Vuelta a Thessaloniki, noviembre 2016


Mario Delgado

No hallarás otra tierra ni otro mar.
La ciudad irá en ti siempre. Volverás
a las mismas calles. Y en los mismos suburbios llegará tu vejez;
en la misma casa encanecerás.


Kavafis

No con cierta aprehensión tomé ese vuelo de Barcelona a Thessaloniki. Ser colombiano implica que se arrastre consigo una carpeta con los posibles papeles que puedan pedir en los controles de la inmigración, aunque estaba consciente que la restricción para el turismo a los nacionales por la zona común europea se había logrado quitar dos años antes. Por eso, andar con una carpeta ante las ventanillas de inmigración parece ser algo estrafalario, pero este es uno de los signos, de los estigmas que arrastra la colombianidad por el mundo.

En Atenas, en el aeropuerto Venizelos, llegué sin problemas en la sala de embarque esperando el vuelo al norte de Grecia. Me distraje tratando de identificar las palabras del griego que había aprendido en el curso intensivo que tome el año anterior, recordando algunas, y observando las posturas y la familiaridad que adoptan los griegos en los vuelos domésticos. Ya en el aeropuerto de Macedonia, pasé sin controles de ningún tipo y recordé el camino a la parada de los buses al centro de la ciudad, incluso ayudé a otro turista al explicarle el costo diferencial del tiquete y la ubicación de la caseta para su venta. El bus, atestado como siempre en Thessaloniki, contaba con un borracho que hacía reír a un grupo de adolescentes y que contagió a buena parte de los pasajeros.

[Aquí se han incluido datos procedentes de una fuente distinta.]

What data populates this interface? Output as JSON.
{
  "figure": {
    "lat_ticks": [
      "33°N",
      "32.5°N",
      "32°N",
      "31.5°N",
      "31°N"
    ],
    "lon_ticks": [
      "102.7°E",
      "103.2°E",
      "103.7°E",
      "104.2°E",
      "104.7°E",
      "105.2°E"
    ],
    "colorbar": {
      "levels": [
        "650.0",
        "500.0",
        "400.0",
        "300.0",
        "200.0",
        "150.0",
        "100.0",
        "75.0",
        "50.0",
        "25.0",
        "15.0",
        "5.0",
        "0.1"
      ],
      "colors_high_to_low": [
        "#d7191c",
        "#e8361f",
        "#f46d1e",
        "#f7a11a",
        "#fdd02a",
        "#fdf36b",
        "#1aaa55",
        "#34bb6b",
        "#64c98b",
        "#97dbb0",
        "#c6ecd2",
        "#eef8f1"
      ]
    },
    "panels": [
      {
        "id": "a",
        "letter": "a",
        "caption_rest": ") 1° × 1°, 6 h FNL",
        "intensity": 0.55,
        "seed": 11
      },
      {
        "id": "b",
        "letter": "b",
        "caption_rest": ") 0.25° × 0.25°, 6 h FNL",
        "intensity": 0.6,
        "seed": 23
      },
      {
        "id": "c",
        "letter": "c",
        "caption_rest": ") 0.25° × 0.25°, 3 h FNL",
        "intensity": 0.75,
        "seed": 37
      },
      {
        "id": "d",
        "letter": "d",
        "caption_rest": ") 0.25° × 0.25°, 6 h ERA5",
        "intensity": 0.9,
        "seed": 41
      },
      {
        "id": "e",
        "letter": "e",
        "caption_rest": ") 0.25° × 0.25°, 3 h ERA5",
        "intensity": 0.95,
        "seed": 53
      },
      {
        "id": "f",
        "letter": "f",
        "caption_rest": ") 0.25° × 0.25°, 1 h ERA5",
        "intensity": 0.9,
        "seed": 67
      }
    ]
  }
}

Mi viaje a Grecia no solo era para clausurar la cuenta bancaria en el banco Piraeus donde había dejado un remanente de euros de mi pasada estadía como profesor visitante de Erasmus, sino quería volver  a sentir la sensación de extrañeza y soledad que me acompañó los primeros días en la vieja ciudad, con sus letreros en los caracteres que no lograba identificar; no contaba entonces con la destreza de identificar las señales en alfabeto griego en las calles, buses y negocios. Era entonces una ciudad extraña, oriental y occidental a la vez, cuyos  hombres encanecían temprano y las mujeres, eran helenas que tenían ojos de colores nunca vistos antes, ojos que recordaban aventuras por lejanos mares.

Esa sensación de extrañeza y soledad quería, de una manera muy íntima, repetirla. Pero ya en otro modo más turístico, quería ver sus naranjos bordeando las calles cargadas de historia del centro, la bahía, su pasado romano, el malecón y si el clima lo permitía, mirar a la distancia la lejana presencia del monte Olimpo, allende el mar, y su huella de viejos tiempos y viejos dioses.


Una calleja céntrica de Thessaloniki


Thessaloniki es una ciudad del oriente europeo con nombre de mujer, que ha vivido la miseria de las dos grandes guerras modernas y que se ha levantado después de un gran incendio en la década del veinte del siglo pasado. La larga presencia otomana no se puede disimular con el ingreso de Grecia a la Unión Europea, pues quedan huellas en sus calles, en sus cocinas y cafés, en los minaretes construidos a lado y lado del gran templo romano de la Rotonda.

Eran unos días con el frío soportable de fines de noviembre ayudaron a recorrer hasta la el cansancio sus calles y cafés. Por esos días, se abrían las puertas de monumentos y casas emblemáticas en un programa de puertas abiertas, el Open House Thessaloniki. Con mi casera fuimos al museo de Ataturk, el líder turco que nació en la ciudad. El logo promocional de la Open House era una casa en simples líneas con su techo abierto, que mostraba la creatividad en el diseño que impera en la ciudad, con sus cafés magníficos y bien atendidos, de sus rincones y esquinas con pequeñas iglesias ortodoxas, enluciéndose para la cercana temporada de la navidad. 

Paseamos después por su largo y viejo muelle, prolongado en su parte moderna con jardines y parques, con historias conservadas en monumentos pequeños, escondidos entre la vegetación mediterránea. El otoño en Thessaloniki levantaba reminiscencias del mar, como pequeñas sensaciones volátiles, sabores, aromas, palabras alguna vez escuchadas, signos primitivos. 

¿Qué hace que ciertas cosas te lleven a un deja vu? Olores, sensaciones momentáneas...una ráfaga de pasado te llega entonces, pero una ráfaga ancestral, primigenia, vidas que has hecho antes, quizás. Vidas perdidas, con huellas vívidas por un instante y luego borrosas como una fotografía que envejece.